The cellular response to hypoxia involves expression of genes involved in meeting the higher glucose demand imposed by anaerobic metabolism, as well as increasing the delivery of oxygen and removal of acidic metabolic byproducts through increased blood flow and hemoglobin levels.
While this is clearly an adaptive response on the part of normal cells, there is obvious potential for interplay with the initiation and progression of cancer. Congenital deficiency of pVHL function is associated with an increased incidence of cancer, and somatic mutation of pVHL is an important event in the progression of renal cell carcinoma. These observations suggest that chronic inappropriate activation of the normal cellular responses to hypoxic stress may be central to the initiation and progression of some cancers.
Tumor Cell Behavior
The establishment and growth of tumors require new blood vessel formation, which occurs through a process termed angiogenesis. One of the most important pathways for tumor angiogenesis involves the interaction of VEGF with a family of cognate receptors that mediate a series of cellular responses that include proliferation, migration, and survival. Levels of VEGF in tumor cytosol preparations have been shown to correlate with a poor prognosis in early breast cancer.
Bevacizumab (Avastin), a humanized monoclonal antibody directed against VEGF, is one of the new "targeted" cancer therapies under clinical development, and has shown some promise as a single agent and when utilized in combination with chemotherapy. These observations raise the possibility that by increasing tumor cell hypoxia and thereby inducing physiologic molecular alterations and increased expression of VEGF, it is possible that anemia may unfavorably alter the behavior of cancers and/or counteract the efficacy of targeted therapies.
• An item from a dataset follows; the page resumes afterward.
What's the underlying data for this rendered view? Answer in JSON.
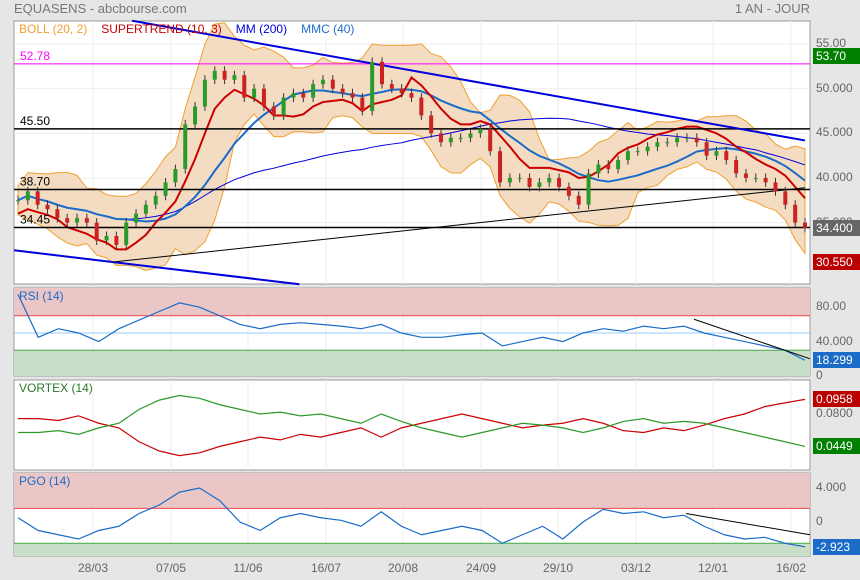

Although the VEGF axis is the best characterized pathway through which tumor cell hypoxia may increase angiogenesis and result in a more aggressive tumor cell behavior, there are several other possible effects of hypoxic stress. Tumor cell hypoxia results in an increased expression of cyclooxygenase-2, connective tissue growth factor, and interleukin-8, each of which is associated with increased angiogenesis and the induction of a more malignant phenotype.
Perhaps more importantly, recent evidence suggests that the signaling pathways of the erb family of receptors (eg, epidermal growth factor receptor (EGFR) and HER2/neu) include HIF-1 and increased VEGF expression, which may mediate some of the effects of activation of these pathways on cancer cell biology. Hence, hypoxic stress such as anemia has the potential to interfere with the efficacy of the newer targeted anticancer therapies, such as EGFR-blocking antibodies or direct inhibitors, anti-HER2 therapies, and antiangiogenesis treatments.